Tuesday, August 16, 2011

Chinese wife diary


This is the logo for a comic book written by a Japanese otaku man of age 40 who got married to a 20-something cute Chinese girl. The comic is about this Chinese wife who, by speaking broken Japanese (which makes her even cuter in the Japanese men's mind), makes the author (and the reader) notice the daily-life difference between Japan and China and what contemporary China feels like. Just releases last week, it has become the top selling comic book at the Amazon.co.jp online book store. The book is a collection of blog posts by the author, and so you can enjoy the cartoons here (not in China, though, as the hosting blog site is blocked by the Chinese government).

The logo, designed by manga comic book editor-designer Hideki Satomi, is praised by the author Junich Inoue as emanating the lovey-dovey feeling.

Why? What makes this logo lovey-dovey?

First of all, the font. It looks like the kind of letters young Japanese girls (maybe Chinese girls as well?) often write. The first two and the last two kanji letters do not enclose any space, suggesting something loose and sentimental.

Second, the five yellow stars (which must be those five stars in the Chinese flag), one red circle (which must come from the Japanese flag), a crescent (which may suggest sleeping at night together), and a heart that follows the kanji letter whose meaning is a wife) are all scattered around, to symbolize happiness as a result of sense, not of reason.

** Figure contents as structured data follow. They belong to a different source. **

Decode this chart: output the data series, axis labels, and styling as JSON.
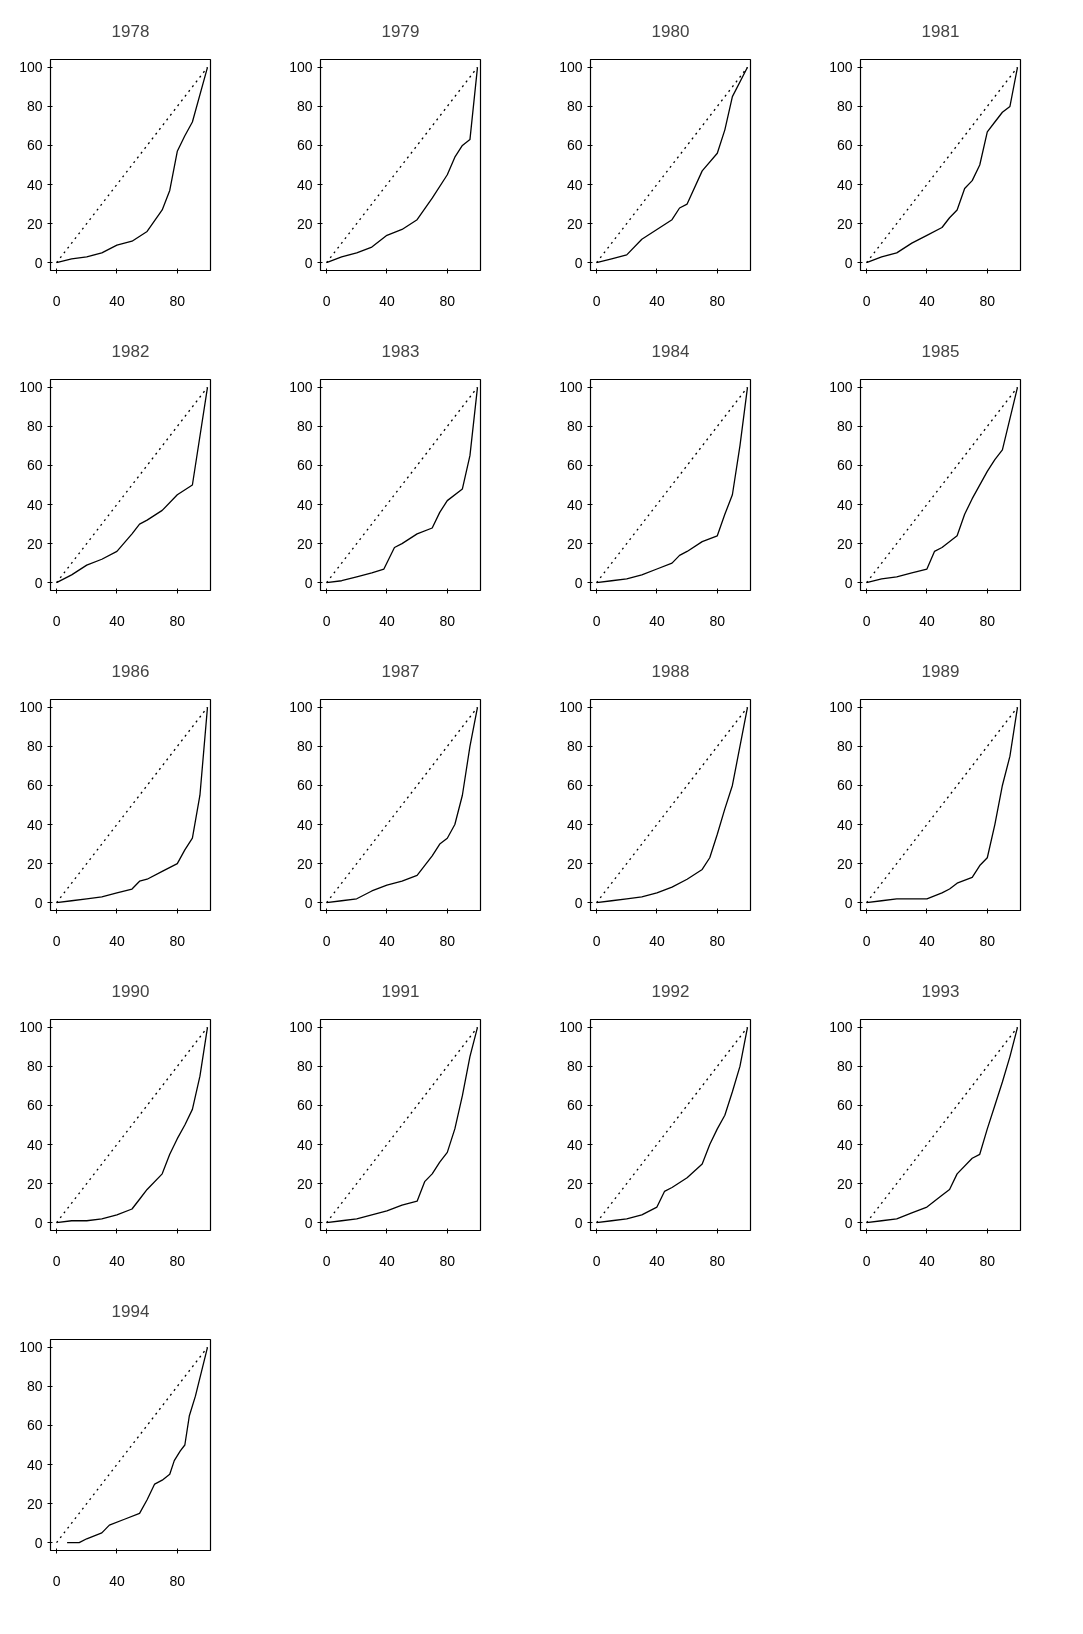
{
  "chart_data": [
    {
      "type": "line",
      "title": "1978",
      "xlim": [
        -4,
        102
      ],
      "ylim": [
        -4,
        104
      ],
      "xticks": [
        0,
        40,
        80
      ],
      "yticks": [
        0,
        20,
        40,
        60,
        80,
        100
      ],
      "series": [
        {
          "line_style": "dotted",
          "color": "#000000",
          "x": [
            0,
            100
          ],
          "values": [
            0,
            100
          ]
        },
        {
          "line_style": "solid",
          "color": "#000000",
          "x": [
            0,
            10,
            20,
            30,
            40,
            50,
            60,
            70,
            75,
            80,
            85,
            90,
            100
          ],
          "values": [
            0,
            2,
            3,
            5,
            9,
            11,
            16,
            27,
            37,
            57,
            65,
            72,
            100
          ]
        }
      ]
    },
    {
      "type": "line",
      "title": "1979",
      "xlim": [
        -4,
        102
      ],
      "ylim": [
        -4,
        104
      ],
      "xticks": [
        0,
        40,
        80
      ],
      "yticks": [
        0,
        20,
        40,
        60,
        80,
        100
      ],
      "series": [
        {
          "line_style": "dotted",
          "color": "#000000",
          "x": [
            0,
            100
          ],
          "values": [
            0,
            100
          ]
        },
        {
          "line_style": "solid",
          "color": "#000000",
          "x": [
            0,
            10,
            20,
            30,
            40,
            50,
            60,
            70,
            80,
            85,
            90,
            95,
            100
          ],
          "values": [
            0,
            3,
            5,
            8,
            14,
            17,
            22,
            33,
            45,
            54,
            60,
            63,
            100
          ]
        }
      ]
    },
    {
      "type": "line",
      "title": "1980",
      "xlim": [
        -4,
        102
      ],
      "ylim": [
        -4,
        104
      ],
      "xticks": [
        0,
        40,
        80
      ],
      "yticks": [
        0,
        20,
        40,
        60,
        80,
        100
      ],
      "series": [
        {
          "line_style": "dotted",
          "color": "#000000",
          "x": [
            0,
            100
          ],
          "values": [
            0,
            100
          ]
        },
        {
          "line_style": "solid",
          "color": "#000000",
          "x": [
            0,
            10,
            20,
            30,
            40,
            50,
            55,
            60,
            70,
            80,
            85,
            90,
            100
          ],
          "values": [
            0,
            2,
            4,
            12,
            17,
            22,
            28,
            30,
            47,
            56,
            68,
            85,
            100
          ]
        }
      ]
    },
    {
      "type": "line",
      "title": "1981",
      "xlim": [
        -4,
        102
      ],
      "ylim": [
        -4,
        104
      ],
      "xticks": [
        0,
        40,
        80
      ],
      "yticks": [
        0,
        20,
        40,
        60,
        80,
        100
      ],
      "series": [
        {
          "line_style": "dotted",
          "color": "#000000",
          "x": [
            0,
            100
          ],
          "values": [
            0,
            100
          ]
        },
        {
          "line_style": "solid",
          "color": "#000000",
          "x": [
            0,
            10,
            20,
            30,
            40,
            50,
            55,
            60,
            65,
            70,
            75,
            80,
            85,
            90,
            95,
            100
          ],
          "values": [
            0,
            3,
            5,
            10,
            14,
            18,
            23,
            27,
            38,
            42,
            50,
            67,
            72,
            77,
            80,
            100
          ]
        }
      ]
    },
    {
      "type": "line",
      "title": "1982",
      "xlim": [
        -4,
        102
      ],
      "ylim": [
        -4,
        104
      ],
      "xticks": [
        0,
        40,
        80
      ],
      "yticks": [
        0,
        20,
        40,
        60,
        80,
        100
      ],
      "series": [
        {
          "line_style": "dotted",
          "color": "#000000",
          "x": [
            0,
            100
          ],
          "values": [
            0,
            100
          ]
        },
        {
          "line_style": "solid",
          "color": "#000000",
          "x": [
            0,
            10,
            20,
            30,
            40,
            50,
            55,
            60,
            70,
            80,
            90,
            100
          ],
          "values": [
            0,
            4,
            9,
            12,
            16,
            25,
            30,
            32,
            37,
            45,
            50,
            100
          ]
        }
      ]
    },
    {
      "type": "line",
      "title": "1983",
      "xlim": [
        -4,
        102
      ],
      "ylim": [
        -4,
        104
      ],
      "xticks": [
        0,
        40,
        80
      ],
      "yticks": [
        0,
        20,
        40,
        60,
        80,
        100
      ],
      "series": [
        {
          "line_style": "dotted",
          "color": "#000000",
          "x": [
            0,
            100
          ],
          "values": [
            0,
            100
          ]
        },
        {
          "line_style": "solid",
          "color": "#000000",
          "x": [
            0,
            10,
            20,
            30,
            38,
            45,
            50,
            60,
            70,
            75,
            80,
            90,
            95,
            100
          ],
          "values": [
            0,
            1,
            3,
            5,
            7,
            18,
            20,
            25,
            28,
            36,
            42,
            48,
            65,
            100
          ]
        }
      ]
    },
    {
      "type": "line",
      "title": "1984",
      "xlim": [
        -4,
        102
      ],
      "ylim": [
        -4,
        104
      ],
      "xticks": [
        0,
        40,
        80
      ],
      "yticks": [
        0,
        20,
        40,
        60,
        80,
        100
      ],
      "series": [
        {
          "line_style": "dotted",
          "color": "#000000",
          "x": [
            0,
            100
          ],
          "values": [
            0,
            100
          ]
        },
        {
          "line_style": "solid",
          "color": "#000000",
          "x": [
            0,
            10,
            20,
            30,
            40,
            50,
            55,
            60,
            70,
            80,
            85,
            90,
            95,
            100
          ],
          "values": [
            0,
            1,
            2,
            4,
            7,
            10,
            14,
            16,
            21,
            24,
            35,
            45,
            70,
            100
          ]
        }
      ]
    },
    {
      "type": "line",
      "title": "1985",
      "xlim": [
        -4,
        102
      ],
      "ylim": [
        -4,
        104
      ],
      "xticks": [
        0,
        40,
        80
      ],
      "yticks": [
        0,
        20,
        40,
        60,
        80,
        100
      ],
      "series": [
        {
          "line_style": "dotted",
          "color": "#000000",
          "x": [
            0,
            100
          ],
          "values": [
            0,
            100
          ]
        },
        {
          "line_style": "solid",
          "color": "#000000",
          "x": [
            0,
            10,
            20,
            30,
            40,
            45,
            50,
            60,
            65,
            70,
            80,
            85,
            90,
            100
          ],
          "values": [
            0,
            2,
            3,
            5,
            7,
            16,
            18,
            24,
            35,
            43,
            57,
            63,
            68,
            100
          ]
        }
      ]
    },
    {
      "type": "line",
      "title": "1986",
      "xlim": [
        -4,
        102
      ],
      "ylim": [
        -4,
        104
      ],
      "xticks": [
        0,
        40,
        80
      ],
      "yticks": [
        0,
        20,
        40,
        60,
        80,
        100
      ],
      "series": [
        {
          "line_style": "dotted",
          "color": "#000000",
          "x": [
            0,
            100
          ],
          "values": [
            0,
            100
          ]
        },
        {
          "line_style": "solid",
          "color": "#000000",
          "x": [
            0,
            10,
            20,
            30,
            40,
            50,
            55,
            60,
            70,
            80,
            85,
            90,
            95,
            100
          ],
          "values": [
            0,
            1,
            2,
            3,
            5,
            7,
            11,
            12,
            16,
            20,
            27,
            33,
            55,
            100
          ]
        }
      ]
    },
    {
      "type": "line",
      "title": "1987",
      "xlim": [
        -4,
        102
      ],
      "ylim": [
        -4,
        104
      ],
      "xticks": [
        0,
        40,
        80
      ],
      "yticks": [
        0,
        20,
        40,
        60,
        80,
        100
      ],
      "series": [
        {
          "line_style": "dotted",
          "color": "#000000",
          "x": [
            0,
            100
          ],
          "values": [
            0,
            100
          ]
        },
        {
          "line_style": "solid",
          "color": "#000000",
          "x": [
            0,
            10,
            20,
            30,
            40,
            50,
            60,
            65,
            70,
            75,
            80,
            85,
            90,
            95,
            100
          ],
          "values": [
            0,
            1,
            2,
            6,
            9,
            11,
            14,
            19,
            24,
            30,
            33,
            40,
            55,
            80,
            100
          ]
        }
      ]
    },
    {
      "type": "line",
      "title": "1988",
      "xlim": [
        -4,
        102
      ],
      "ylim": [
        -4,
        104
      ],
      "xticks": [
        0,
        40,
        80
      ],
      "yticks": [
        0,
        20,
        40,
        60,
        80,
        100
      ],
      "series": [
        {
          "line_style": "dotted",
          "color": "#000000",
          "x": [
            0,
            100
          ],
          "values": [
            0,
            100
          ]
        },
        {
          "line_style": "solid",
          "color": "#000000",
          "x": [
            0,
            10,
            20,
            30,
            40,
            50,
            60,
            70,
            75,
            80,
            85,
            90,
            95,
            100
          ],
          "values": [
            0,
            1,
            2,
            3,
            5,
            8,
            12,
            17,
            23,
            35,
            48,
            60,
            80,
            100
          ]
        }
      ]
    },
    {
      "type": "line",
      "title": "1989",
      "xlim": [
        -4,
        102
      ],
      "ylim": [
        -4,
        104
      ],
      "xticks": [
        0,
        40,
        80
      ],
      "yticks": [
        0,
        20,
        40,
        60,
        80,
        100
      ],
      "series": [
        {
          "line_style": "dotted",
          "color": "#000000",
          "x": [
            0,
            100
          ],
          "values": [
            0,
            100
          ]
        },
        {
          "line_style": "solid",
          "color": "#000000",
          "x": [
            0,
            10,
            20,
            30,
            40,
            50,
            55,
            60,
            70,
            75,
            80,
            85,
            90,
            95,
            100
          ],
          "values": [
            0,
            1,
            2,
            2,
            2,
            5,
            7,
            10,
            13,
            19,
            23,
            40,
            60,
            75,
            100
          ]
        }
      ]
    },
    {
      "type": "line",
      "title": "1990",
      "xlim": [
        -4,
        102
      ],
      "ylim": [
        -4,
        104
      ],
      "xticks": [
        0,
        40,
        80
      ],
      "yticks": [
        0,
        20,
        40,
        60,
        80,
        100
      ],
      "series": [
        {
          "line_style": "dotted",
          "color": "#000000",
          "x": [
            0,
            100
          ],
          "values": [
            0,
            100
          ]
        },
        {
          "line_style": "solid",
          "color": "#000000",
          "x": [
            0,
            10,
            20,
            30,
            40,
            50,
            55,
            60,
            70,
            75,
            80,
            85,
            90,
            95,
            100
          ],
          "values": [
            0,
            1,
            1,
            2,
            4,
            7,
            12,
            17,
            25,
            35,
            43,
            50,
            58,
            75,
            100
          ]
        }
      ]
    },
    {
      "type": "line",
      "title": "1991",
      "xlim": [
        -4,
        102
      ],
      "ylim": [
        -4,
        104
      ],
      "xticks": [
        0,
        40,
        80
      ],
      "yticks": [
        0,
        20,
        40,
        60,
        80,
        100
      ],
      "series": [
        {
          "line_style": "dotted",
          "color": "#000000",
          "x": [
            0,
            100
          ],
          "values": [
            0,
            100
          ]
        },
        {
          "line_style": "solid",
          "color": "#000000",
          "x": [
            0,
            10,
            20,
            30,
            40,
            50,
            55,
            60,
            65,
            70,
            75,
            80,
            85,
            90,
            95,
            100
          ],
          "values": [
            0,
            1,
            2,
            4,
            6,
            9,
            10,
            11,
            21,
            25,
            31,
            36,
            48,
            65,
            85,
            100
          ]
        }
      ]
    },
    {
      "type": "line",
      "title": "1992",
      "xlim": [
        -4,
        102
      ],
      "ylim": [
        -4,
        104
      ],
      "xticks": [
        0,
        40,
        80
      ],
      "yticks": [
        0,
        20,
        40,
        60,
        80,
        100
      ],
      "series": [
        {
          "line_style": "dotted",
          "color": "#000000",
          "x": [
            0,
            100
          ],
          "values": [
            0,
            100
          ]
        },
        {
          "line_style": "solid",
          "color": "#000000",
          "x": [
            0,
            10,
            20,
            30,
            40,
            45,
            50,
            60,
            70,
            75,
            80,
            85,
            90,
            95,
            100
          ],
          "values": [
            0,
            1,
            2,
            4,
            8,
            16,
            18,
            23,
            30,
            40,
            48,
            55,
            67,
            80,
            100
          ]
        }
      ]
    },
    {
      "type": "line",
      "title": "1993",
      "xlim": [
        -4,
        102
      ],
      "ylim": [
        -4,
        104
      ],
      "xticks": [
        0,
        40,
        80
      ],
      "yticks": [
        0,
        20,
        40,
        60,
        80,
        100
      ],
      "series": [
        {
          "line_style": "dotted",
          "color": "#000000",
          "x": [
            0,
            100
          ],
          "values": [
            0,
            100
          ]
        },
        {
          "line_style": "solid",
          "color": "#000000",
          "x": [
            0,
            10,
            20,
            30,
            40,
            50,
            55,
            60,
            70,
            75,
            80,
            85,
            90,
            95,
            100
          ],
          "values": [
            0,
            1,
            2,
            5,
            8,
            14,
            17,
            25,
            33,
            35,
            48,
            60,
            72,
            85,
            100
          ]
        }
      ]
    },
    {
      "type": "line",
      "title": "1994",
      "xlim": [
        -4,
        102
      ],
      "ylim": [
        -4,
        104
      ],
      "xticks": [
        0,
        40,
        80
      ],
      "yticks": [
        0,
        20,
        40,
        60,
        80,
        100
      ],
      "series": [
        {
          "line_style": "dotted",
          "color": "#000000",
          "x": [
            0,
            100
          ],
          "values": [
            0,
            100
          ]
        },
        {
          "line_style": "solid",
          "color": "#000000",
          "x": [
            7,
            15,
            20,
            30,
            35,
            45,
            55,
            60,
            65,
            70,
            75,
            78,
            82,
            85,
            88,
            92,
            100
          ],
          "values": [
            0,
            0,
            2,
            5,
            9,
            12,
            15,
            22,
            30,
            32,
            35,
            42,
            47,
            50,
            65,
            75,
            100
          ]
        }
      ]
    }
  ]
}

And finally, the central kanji letter whose meaning is a wife is slightly bigger than the other four, indicating that the husband has a slight inclination to show off how cute his wife is.

In addition, this kanji letter in the center is the combination of the letter signifying a woman (the left half) and the other meaning a home (the right half). By scaling this letter up a little bit, we feel the happiness of the guy who has got a woman at his home.

The color of red is used maybe because this is the color shared by both national flags of China and Japan, bearing some analogy to the international marriage or simply because the color of China to most Japanese people is simply red (not because they are communist but we traditionally associate China with red).